Somehow thinking of my MS in terms of horror movies brings me comfort as I try to remember what it is I was supposed to be doing. Night of the Living Dead, that is definitely the horror movie for sure.

Or is it? Sometimes I just want to scream. Actually, I just want to scream a lot. Maybe my MS really is Scream? I have always been a Neve Cambell fan. But does the movie Scream completely reflect all that my MS is to me?

It likely depends on what my MS is doing on any given day. Often, it makes me think I am going crazy. I think of the classic line in Psycho, “she just goes a little mad sometimes. We all go a little mad sometimes.”

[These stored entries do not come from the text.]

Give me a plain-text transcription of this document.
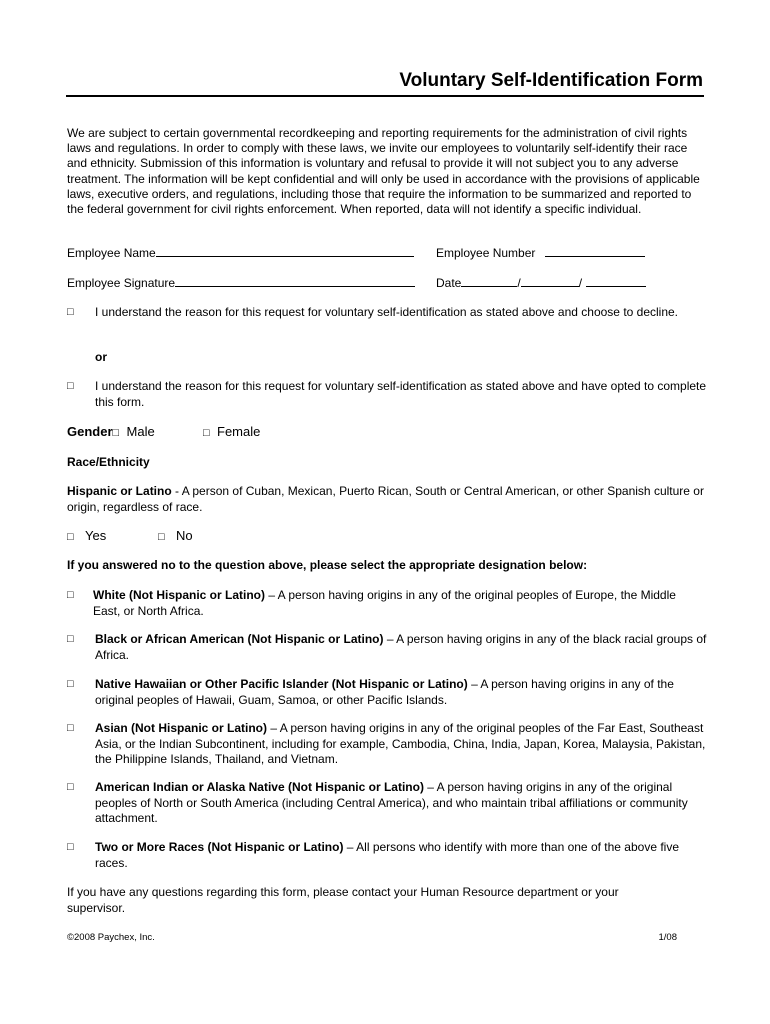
Voluntary Self-Identification Form
We are subject to certain governmental recordkeeping and reporting requirements for the administration of civil rights laws and regulations. In order to comply with these laws, we invite our employees to voluntarily self-identify their race and ethnicity. Submission of this information is voluntary and refusal to provide it will not subject you to any adverse treatment. The information will be kept confidential and will only be used in accordance with the provisions of applicable laws, executive orders, and regulations, including those that require the information to be summarized and reported to the federal government for civil rights enforcement. When reported, data will not identify a specific individual.
Employee Name	Employee Number
Employee Signature	Date	/	/
□	I understand the reason for this request for voluntary self-identification as stated above and choose to decline.
or
□	I understand the reason for this request for voluntary self-identification as stated above and have opted to complete this form.
Gender□ Male	□ Female
Race/Ethnicity
Hispanic or Latino - A person of Cuban, Mexican, Puerto Rican, South or Central American, or other Spanish culture or origin, regardless of race.
□ Yes	□ No
If you answered no to the question above, please select the appropriate designation below:
□	White (Not Hispanic or Latino) – A person having origins in any of the original peoples of Europe, the Middle East, or North Africa.
□	Black or African American (Not Hispanic or Latino) – A person having origins in any of the black racial groups of Africa.
□	Native Hawaiian or Other Pacific Islander (Not Hispanic or Latino) – A person having origins in any of the original peoples of Hawaii, Guam, Samoa, or other Pacific Islands.
□	Asian (Not Hispanic or Latino) – A person having origins in any of the original peoples of the Far East, Southeast Asia, or the Indian Subcontinent, including for example, Cambodia, China, India, Japan, Korea, Malaysia, Pakistan, the Philippine Islands, Thailand, and Vietnam.
□	American Indian or Alaska Native (Not Hispanic or Latino) – A person having origins in any of the original peoples of North or South America (including Central America), and who maintain tribal affiliations or community attachment.
□	Two or More Races (Not Hispanic or Latino) – All persons who identify with more than one of the above five races.
If you have any questions regarding this form, please contact your Human Resource department or your supervisor.
©2008 Paychex, Inc.	1/08
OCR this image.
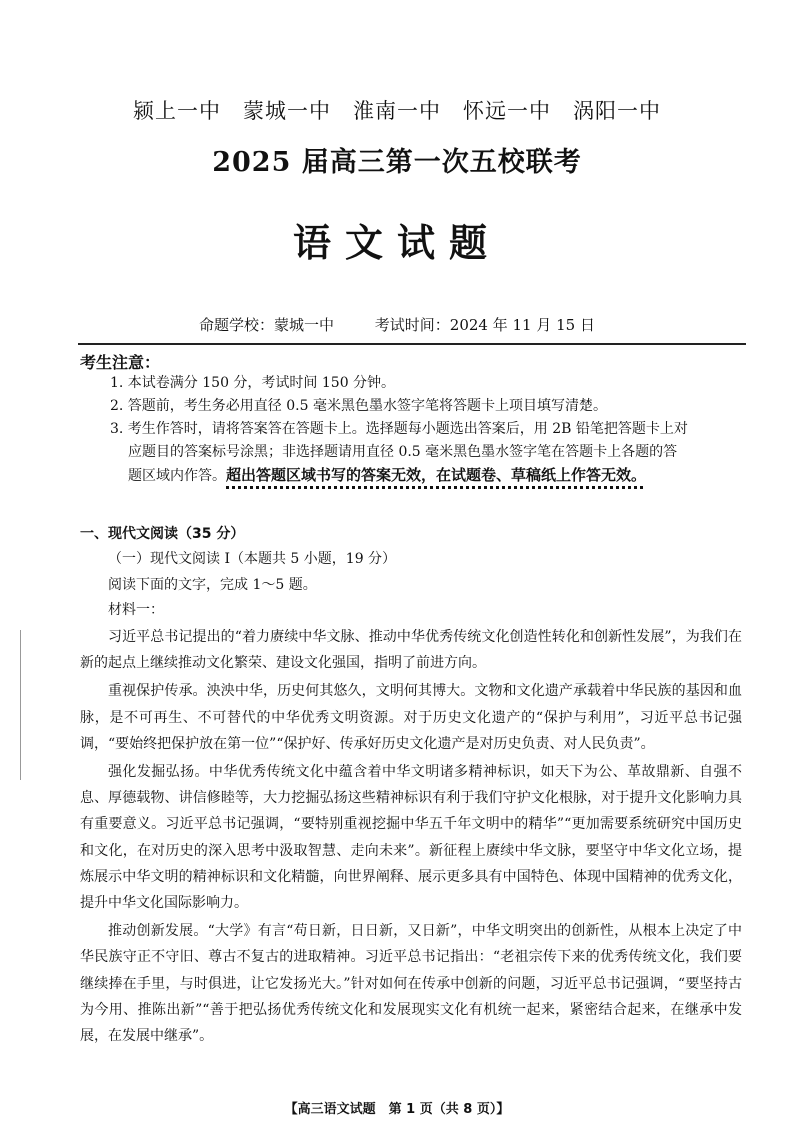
颍上一中　蒙城一中　淮南一中　怀远一中　涡阳一中
2025 届高三第一次五校联考
语文试题
命题学校：蒙城一中	考试时间：2024 年 11 月 15 日
考生注意：

1. 本试卷满分 150 分，考试时间 150 分钟。

2. 答题前，考生务必用直径 0.5 毫米黑色墨水签字笔将答题卡上项目填写清楚。

3. 考生作答时，请将答案答在答题卡上。选择题每小题选出答案后，用 2B 铅笔把答题卡上对

应题目的答案标号涂黑；非选择题请用直径 0.5 毫米黑色墨水签字笔在答题卡上各题的答

题区域内作答。超出答题区域书写的答案无效，在试题卷、草稿纸上作答无效。

一、现代文阅读（35 分）
（一）现代文阅读 Ⅰ（本题共 5 小题，19 分）
阅读下面的文字，完成 1～5 题。
材料一：

习近平总书记提出的“着力赓续中华文脉、推动中华优秀传统文化创造性转化和创新性发展”，为我们在新的起点上继续推动文化繁荣、建设文化强国，指明了前进方向。

重视保护传承。泱泱中华，历史何其悠久，文明何其博大。文物和文化遗产承载着中华民族的基因和血脉，是不可再生、不可替代的中华优秀文明资源。对于历史文化遗产的“保护与利用”，习近平总书记强调，“要始终把保护放在第一位”“保护好、传承好历史文化遗产是对历史负责、对人民负责”。

强化发掘弘扬。中华优秀传统文化中蕴含着中华文明诸多精神标识，如天下为公、革故鼎新、自强不息、厚德载物、讲信修睦等，大力挖掘弘扬这些精神标识有利于我们守护文化根脉，对于提升文化影响力具有重要意义。习近平总书记强调，“要特别重视挖掘中华五千年文明中的精华”“更加需要系统研究中国历史和文化，在对历史的深入思考中汲取智慧、走向未来”。新征程上赓续中华文脉，要坚守中华文化立场，提炼展示中华文明的精神标识和文化精髓，向世界阐释、展示更多具有中国特色、体现中国精神的优秀文化，提升中华文化国际影响力。

推动创新发展。“大学》有言“苟日新，日日新，又日新”，中华文明突出的创新性，从根本上决定了中华民族守正不守旧、尊古不复古的进取精神。习近平总书记指出：“老祖宗传下来的优秀传统文化，我们要继续捧在手里，与时俱进，让它发扬光大。”针对如何在传承中创新的问题，习近平总书记强调，“要坚持古为今用、推陈出新”“善于把弘扬优秀传统文化和发展现实文化有机统一起来，紧密结合起来，在继承中发展，在发展中继承”。

【高三语文试题　第 1 页（共 8 页）】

I remember all the hysterical mood swings and weird symptoms I experienced before I knew I had the disease. I remember hundreds of times of being convinced I was getting the flu due to the insane body aches, only to have them disappear, believing myself to be a hypochondriac. I remember the all the people in the world around me being totally off kilter but acting as though I was the one who was screwed up. Like when I had to go to my drycleaner’s several times in one week insisting that they had given me the wrong pants.

“Yes, they fit. Yes, they are the same color. Yes, they have the same fashion label and size label. But these pants have cuffs at the bottom hems. My pants don’t have cuffs. Yes, of course I would know if they were my pants or not. I will keep them as I need black work pants but one day soon someone is going to come in and say they have the wrong pants and I am telling you, I have theirs and they have mine. Feel free to call me when that happens and I will exchange them.”

My drycleaner and I had this little diatribe over and over. Funny how the other customer never realized she had the wrong pants. Yes, Psycho is the movie. That is the one that most describes my MS.

And it is appropriate and personal as when I was a teenager I had actually waited on Anthony Perkins at a candy store only ten days after seeing Psycho for the first time. My friend Heather worked at the store too and she was too freaked out to wait on him so it was left up to me. I gave him a whole extra ½ lb of penuche fudge so he wouldn’t bring out his knife and start swinging.

Yes, Psycho feels right.

Bathroom again, but first I stop to remove the pebble in my sock. But there is no pebble. What is that annoying feeling?

And that one, the sudden sharp, jab in my left arm?

And that one, the squeezing and releasing of my abdomen as if my stomach were in a vise?

And here are those weird ear noises again- has my body been taken over by aliens? That’s it, Invasion of the Body Snatchers. That is definitely the horror movie that best describes my MS! It all makes sense now- aliens have taken over and turned me into a screaming, psychotic zombie living in a deep fog.

Finally, having this serious question answered and finishing up likely my tenth trip to the bathroom, I try again to remember what I was supposed to be doing. Oh right, the dishes.

I shuffle back and plunge my hands into the now cold water. As I do so I feel awkward and completely out of sorts. I am tired and clumsy and blinking from the glare of the setting sun.

Funny how images of The Creature from the Black Lagoon begin to cloud my foggy, psychotic brain.

If your MS was a horror movie which horror movie would it be???????